中所氏は、賢治が臨死体験の後、異界が見えるようになり、終生その苦しみを抱えて生きたという仮説から『光の素足』を通して賢治の根源に迫ろうとしている。

原作『ひかりの素足』において吹雪の中で死の世界を体験し一人生還した一郎は、弟の喪失の哀しみ、生還者の罪悪感、一般の人々には見えない異界が見えてしまうという苦悩の中にある。そこへ現れた光の素足。一郎は光の素足との対話、そして連舞によって救済される。

しかし実は光の素足は賢治自身が綴った言葉に宿る力である。すなわち彼の苦悩は自ら著した言葉によって昇華されるのである。中所氏は一郎(現身の賢治)を、シテである光の素足(賢治の言葉=賢治の魂)のツレとして相舞わせることで描こうとしたのではないか。

中所氏の舞台は見事であった。
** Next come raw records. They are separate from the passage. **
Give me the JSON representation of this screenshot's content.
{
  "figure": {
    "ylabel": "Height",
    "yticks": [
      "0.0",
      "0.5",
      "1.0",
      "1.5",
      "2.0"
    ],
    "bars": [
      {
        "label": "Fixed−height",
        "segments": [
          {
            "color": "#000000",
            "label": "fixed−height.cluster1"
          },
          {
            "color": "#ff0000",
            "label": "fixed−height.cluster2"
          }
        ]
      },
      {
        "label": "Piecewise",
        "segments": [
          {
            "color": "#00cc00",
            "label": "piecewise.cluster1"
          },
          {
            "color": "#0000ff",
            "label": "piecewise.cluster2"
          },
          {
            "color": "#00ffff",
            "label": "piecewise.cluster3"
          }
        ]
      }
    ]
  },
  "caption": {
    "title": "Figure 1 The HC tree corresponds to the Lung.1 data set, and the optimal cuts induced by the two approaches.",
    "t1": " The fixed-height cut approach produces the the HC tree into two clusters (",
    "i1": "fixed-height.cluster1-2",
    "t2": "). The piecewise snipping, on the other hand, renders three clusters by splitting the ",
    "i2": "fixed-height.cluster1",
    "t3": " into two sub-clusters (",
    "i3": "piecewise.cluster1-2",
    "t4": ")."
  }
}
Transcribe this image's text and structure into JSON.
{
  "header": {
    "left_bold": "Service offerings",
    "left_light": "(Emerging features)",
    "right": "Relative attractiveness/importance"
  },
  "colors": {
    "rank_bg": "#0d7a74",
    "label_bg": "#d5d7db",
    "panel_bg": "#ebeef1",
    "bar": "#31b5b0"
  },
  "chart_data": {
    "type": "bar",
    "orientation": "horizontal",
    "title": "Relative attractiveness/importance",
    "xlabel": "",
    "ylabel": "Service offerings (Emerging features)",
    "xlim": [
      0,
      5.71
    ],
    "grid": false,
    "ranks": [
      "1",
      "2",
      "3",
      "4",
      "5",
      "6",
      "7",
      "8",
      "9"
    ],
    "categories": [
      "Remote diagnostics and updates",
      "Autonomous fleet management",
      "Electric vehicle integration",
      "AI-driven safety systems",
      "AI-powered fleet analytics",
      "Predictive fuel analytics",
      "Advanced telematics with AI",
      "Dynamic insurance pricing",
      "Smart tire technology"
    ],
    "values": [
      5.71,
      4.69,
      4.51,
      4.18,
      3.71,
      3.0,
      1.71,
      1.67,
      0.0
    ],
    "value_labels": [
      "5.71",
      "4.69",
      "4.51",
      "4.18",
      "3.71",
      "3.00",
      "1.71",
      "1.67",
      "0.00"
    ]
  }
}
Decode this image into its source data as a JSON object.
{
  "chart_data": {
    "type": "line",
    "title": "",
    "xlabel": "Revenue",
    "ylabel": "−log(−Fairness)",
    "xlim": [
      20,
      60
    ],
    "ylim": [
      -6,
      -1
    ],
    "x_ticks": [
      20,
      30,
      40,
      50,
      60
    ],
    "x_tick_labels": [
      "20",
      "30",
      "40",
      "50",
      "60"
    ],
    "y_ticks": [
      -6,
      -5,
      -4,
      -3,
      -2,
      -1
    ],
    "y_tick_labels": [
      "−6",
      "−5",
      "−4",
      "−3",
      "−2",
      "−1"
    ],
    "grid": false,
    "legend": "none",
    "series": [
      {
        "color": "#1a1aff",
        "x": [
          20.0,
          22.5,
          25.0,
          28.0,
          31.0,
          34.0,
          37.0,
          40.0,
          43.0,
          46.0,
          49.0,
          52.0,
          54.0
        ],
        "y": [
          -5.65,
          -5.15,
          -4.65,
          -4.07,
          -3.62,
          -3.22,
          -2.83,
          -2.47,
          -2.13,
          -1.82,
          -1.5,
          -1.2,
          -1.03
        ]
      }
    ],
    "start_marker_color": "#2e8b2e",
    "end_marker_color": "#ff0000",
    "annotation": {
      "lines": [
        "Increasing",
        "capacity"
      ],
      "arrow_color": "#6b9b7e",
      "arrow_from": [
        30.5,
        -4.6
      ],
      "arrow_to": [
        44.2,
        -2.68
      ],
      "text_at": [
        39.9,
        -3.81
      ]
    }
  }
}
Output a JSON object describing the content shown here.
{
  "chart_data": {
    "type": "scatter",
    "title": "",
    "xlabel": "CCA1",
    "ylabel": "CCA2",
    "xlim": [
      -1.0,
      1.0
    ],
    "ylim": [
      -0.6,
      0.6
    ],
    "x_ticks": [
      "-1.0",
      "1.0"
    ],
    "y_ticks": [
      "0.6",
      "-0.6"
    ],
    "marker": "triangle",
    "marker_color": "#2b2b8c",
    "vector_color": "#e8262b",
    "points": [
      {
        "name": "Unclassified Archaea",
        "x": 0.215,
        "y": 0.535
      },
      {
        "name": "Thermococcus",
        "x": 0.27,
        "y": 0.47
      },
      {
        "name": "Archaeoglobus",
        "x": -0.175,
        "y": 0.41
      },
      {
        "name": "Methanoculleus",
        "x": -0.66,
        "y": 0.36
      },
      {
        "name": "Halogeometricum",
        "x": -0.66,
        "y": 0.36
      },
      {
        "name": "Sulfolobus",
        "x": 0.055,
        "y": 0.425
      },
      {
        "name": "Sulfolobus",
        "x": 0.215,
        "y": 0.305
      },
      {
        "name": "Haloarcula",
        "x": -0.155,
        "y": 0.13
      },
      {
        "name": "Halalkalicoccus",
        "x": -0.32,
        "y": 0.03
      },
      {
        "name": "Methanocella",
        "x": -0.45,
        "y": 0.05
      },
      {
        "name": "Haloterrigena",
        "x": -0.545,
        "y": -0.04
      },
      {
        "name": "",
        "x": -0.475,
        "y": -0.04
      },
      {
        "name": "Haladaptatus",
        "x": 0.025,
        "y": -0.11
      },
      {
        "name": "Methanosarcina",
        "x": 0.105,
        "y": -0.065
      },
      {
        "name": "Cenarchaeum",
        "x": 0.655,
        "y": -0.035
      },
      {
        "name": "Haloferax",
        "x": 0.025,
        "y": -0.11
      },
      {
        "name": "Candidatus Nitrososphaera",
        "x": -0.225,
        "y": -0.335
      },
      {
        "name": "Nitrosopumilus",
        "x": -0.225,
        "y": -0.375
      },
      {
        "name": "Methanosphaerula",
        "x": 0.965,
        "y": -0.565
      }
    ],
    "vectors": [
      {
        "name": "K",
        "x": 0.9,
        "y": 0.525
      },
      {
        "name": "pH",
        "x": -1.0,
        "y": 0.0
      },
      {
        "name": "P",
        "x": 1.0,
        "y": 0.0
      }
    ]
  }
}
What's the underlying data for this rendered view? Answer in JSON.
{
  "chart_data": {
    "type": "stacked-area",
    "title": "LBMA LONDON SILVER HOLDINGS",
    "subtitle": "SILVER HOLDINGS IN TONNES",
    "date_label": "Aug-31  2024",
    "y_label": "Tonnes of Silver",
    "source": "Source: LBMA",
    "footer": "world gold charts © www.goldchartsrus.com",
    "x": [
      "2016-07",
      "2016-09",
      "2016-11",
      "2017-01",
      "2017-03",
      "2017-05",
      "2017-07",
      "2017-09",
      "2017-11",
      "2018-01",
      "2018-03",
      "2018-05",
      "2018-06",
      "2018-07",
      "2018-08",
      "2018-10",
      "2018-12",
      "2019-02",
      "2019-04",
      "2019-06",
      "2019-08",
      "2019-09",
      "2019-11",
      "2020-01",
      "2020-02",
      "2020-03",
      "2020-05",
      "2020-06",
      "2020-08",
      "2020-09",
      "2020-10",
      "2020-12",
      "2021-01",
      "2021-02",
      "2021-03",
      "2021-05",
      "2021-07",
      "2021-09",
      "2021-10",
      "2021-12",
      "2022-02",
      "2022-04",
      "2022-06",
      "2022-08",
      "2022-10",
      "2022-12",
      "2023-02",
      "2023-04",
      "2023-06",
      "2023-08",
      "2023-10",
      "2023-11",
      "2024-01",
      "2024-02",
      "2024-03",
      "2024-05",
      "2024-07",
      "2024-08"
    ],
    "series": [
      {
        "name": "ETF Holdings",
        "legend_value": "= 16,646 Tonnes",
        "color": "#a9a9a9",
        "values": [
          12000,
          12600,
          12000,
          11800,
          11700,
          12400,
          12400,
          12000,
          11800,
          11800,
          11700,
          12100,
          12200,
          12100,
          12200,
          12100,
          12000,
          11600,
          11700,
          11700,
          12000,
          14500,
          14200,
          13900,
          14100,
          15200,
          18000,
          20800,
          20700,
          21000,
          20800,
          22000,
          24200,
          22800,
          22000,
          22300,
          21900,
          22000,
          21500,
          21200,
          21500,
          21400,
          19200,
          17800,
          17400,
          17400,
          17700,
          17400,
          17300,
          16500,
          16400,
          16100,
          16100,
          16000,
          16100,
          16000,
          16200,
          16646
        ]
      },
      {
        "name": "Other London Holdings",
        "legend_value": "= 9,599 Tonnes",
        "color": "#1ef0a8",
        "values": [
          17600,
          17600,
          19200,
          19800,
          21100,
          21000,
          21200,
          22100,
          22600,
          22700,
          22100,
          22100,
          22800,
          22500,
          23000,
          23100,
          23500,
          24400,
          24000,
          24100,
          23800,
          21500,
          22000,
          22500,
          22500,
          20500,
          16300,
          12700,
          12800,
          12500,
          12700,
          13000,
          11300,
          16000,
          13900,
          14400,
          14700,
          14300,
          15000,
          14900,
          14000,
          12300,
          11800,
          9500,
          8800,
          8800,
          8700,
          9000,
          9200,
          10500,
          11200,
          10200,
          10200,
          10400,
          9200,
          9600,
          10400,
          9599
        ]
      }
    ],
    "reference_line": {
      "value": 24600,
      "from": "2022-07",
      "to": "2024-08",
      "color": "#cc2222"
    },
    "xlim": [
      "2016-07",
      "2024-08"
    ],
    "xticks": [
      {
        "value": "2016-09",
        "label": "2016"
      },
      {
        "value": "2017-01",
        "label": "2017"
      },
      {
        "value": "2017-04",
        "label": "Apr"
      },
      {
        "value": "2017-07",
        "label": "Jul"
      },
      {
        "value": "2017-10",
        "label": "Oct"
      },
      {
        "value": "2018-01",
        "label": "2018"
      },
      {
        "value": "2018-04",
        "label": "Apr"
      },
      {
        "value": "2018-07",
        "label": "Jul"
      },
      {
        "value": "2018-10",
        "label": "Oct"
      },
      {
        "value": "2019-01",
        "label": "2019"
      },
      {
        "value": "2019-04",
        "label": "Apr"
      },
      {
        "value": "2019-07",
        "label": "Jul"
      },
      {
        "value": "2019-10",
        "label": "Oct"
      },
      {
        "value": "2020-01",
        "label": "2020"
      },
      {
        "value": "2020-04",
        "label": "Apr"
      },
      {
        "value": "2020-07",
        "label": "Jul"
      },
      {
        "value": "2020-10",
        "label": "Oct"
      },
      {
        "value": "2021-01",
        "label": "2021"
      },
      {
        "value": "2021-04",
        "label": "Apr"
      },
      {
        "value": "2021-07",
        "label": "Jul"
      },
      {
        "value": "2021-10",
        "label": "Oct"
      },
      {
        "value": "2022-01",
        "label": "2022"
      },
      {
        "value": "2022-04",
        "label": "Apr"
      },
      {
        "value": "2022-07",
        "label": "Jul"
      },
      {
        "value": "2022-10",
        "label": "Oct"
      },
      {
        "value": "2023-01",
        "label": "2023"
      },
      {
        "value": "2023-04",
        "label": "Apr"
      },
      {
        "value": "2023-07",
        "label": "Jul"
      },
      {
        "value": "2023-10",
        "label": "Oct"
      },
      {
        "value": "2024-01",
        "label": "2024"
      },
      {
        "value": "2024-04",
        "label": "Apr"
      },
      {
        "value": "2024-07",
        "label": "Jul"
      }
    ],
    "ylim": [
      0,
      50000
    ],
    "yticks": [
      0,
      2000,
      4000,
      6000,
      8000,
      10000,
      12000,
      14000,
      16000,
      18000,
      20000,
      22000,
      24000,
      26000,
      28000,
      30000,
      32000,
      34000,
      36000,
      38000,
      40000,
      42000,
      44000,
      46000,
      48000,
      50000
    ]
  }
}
最初の一声と立姿だけで能楽堂全体の気を統一する。謡、言葉、姿勢、所作、型、衣の揺らめき。和する笛や鼓や地謡。すべてが総合的に人々の心を掴み揺り動かす。氏は極限まで削ぎ落とした動きと静止とを演ずることで賢治の言葉の世界、賢治の魂を具現していた。

能の抑制された所作は身体を捨て去ることで完成される。しかしそのためには逆に高度な身体性が必要となる。この逆説的な抑制は俳句の沈黙性に通じるところがある。高度な省略こそは物言わぬ饒舌なのである。